There are numerous obstacles that confront companies each and every day. "Some of the paintings are so colossal that they do not even fit in trucks," complains Malik. "The planning and organisation in transporting these precious artefacts is certainly not for the faint hearted.
When Malik was asked if he would like to be involved in the transportation of art for the forthcoming Guggenheim museum in Abu Dhabi, he sternly shook his head.
"At this time, to get involved in a project like the Guggenheim really is not possible," he states. "I want to keep my feet firmly on the ground and handle what I can. You can't afford to bite off more than you can chew in this business. It is a very close knit industry and if you have an opportunity and you mess it up you are out.
There is zero scope for error in the art world, since companies are often handling very rare pieces of art that are irreplaceable. With 30% to 35% of Freight Systems' international turnover coming from the Middle East, Malik cannot allow the ball to drop.
They will not give you a second chance because there is so much at stake," comments Malik. "I think you have got to know what you are good at handling and if you branch out too far, you can end up spreading yourself too thin.

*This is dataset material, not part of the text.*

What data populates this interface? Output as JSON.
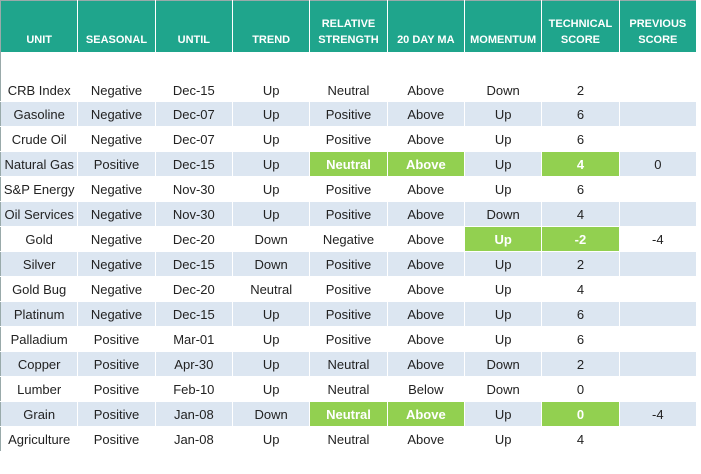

Although Malik vigourously wants to penetrate niche logistics, he remains cautious. Currently the company is outsourcing its exhibition logistics division until it gains greater understanding of how the market is going to evolve in the region. Freight Systems' track record in the art industry, however, helps to give the company an upper hand in increasingly demanding markets like Dubai.
"There are a lot of things happening in Dubai and operating costs are very high. Therefore you have got to constantly innovate and be ahead if you want to survive," warns Malik. "If you just sit back with no concerns then you are dead in the next couple of years.
Discussions on minimum wages and the rivalry in recruitment from the subcontinent have added further pressure on logistics companies in the Middle East. "We have to keep innovating and thinking out of the box to try and manage our profitability.
My boss wants numbers and I can give him all the stories in the world, but at the end of the day, the numbers have to be better.
Malik hopes that targeting niche markets will increase volume in his warehouse and result in healthier profits. "I will see how the year ends up, since I may or may not have a job depending on how Freight Systems performs in 2008," jokes the new regional director.
But with his passion for innovation, Malik looks set to succeed. Although niche logistics can be risky, the existing expertise in exhibition and fine art handling will hopefully secure Freight Systems as a leading company for many years. "You win some and you lose some. We just hope we win more than we lose.
Name of Company: Freight Systems
Facility: Jebel Ali headquarters
Existing Offices: Dubai, Kuwait, Saudi Arabia, Bahrain, Pakistan, India, China, Canada, France and Germany
Divisions: Airfreight, ocean freight, land freight, outbound logistics, contract logistics, interim (international removals division), sea-air, lubricants, projects and heavy lift forwarding, nautical (ship spares management), autotranz (auto spares management), micelog (exhibition logistics), fine arts and wear on arrival (fashion logistics)
Clients: Christie's, Sanya, G-Hanz (amongst others)
Forklift Models: Bendi, Crown, Caterpillar
Racking: Mecalux (purchased through Alshaya Trading Company)
Technology: Web-based logistics software, Frescon, designed by Freight Systems. Developed for purchase order tracking and management with realtime updates.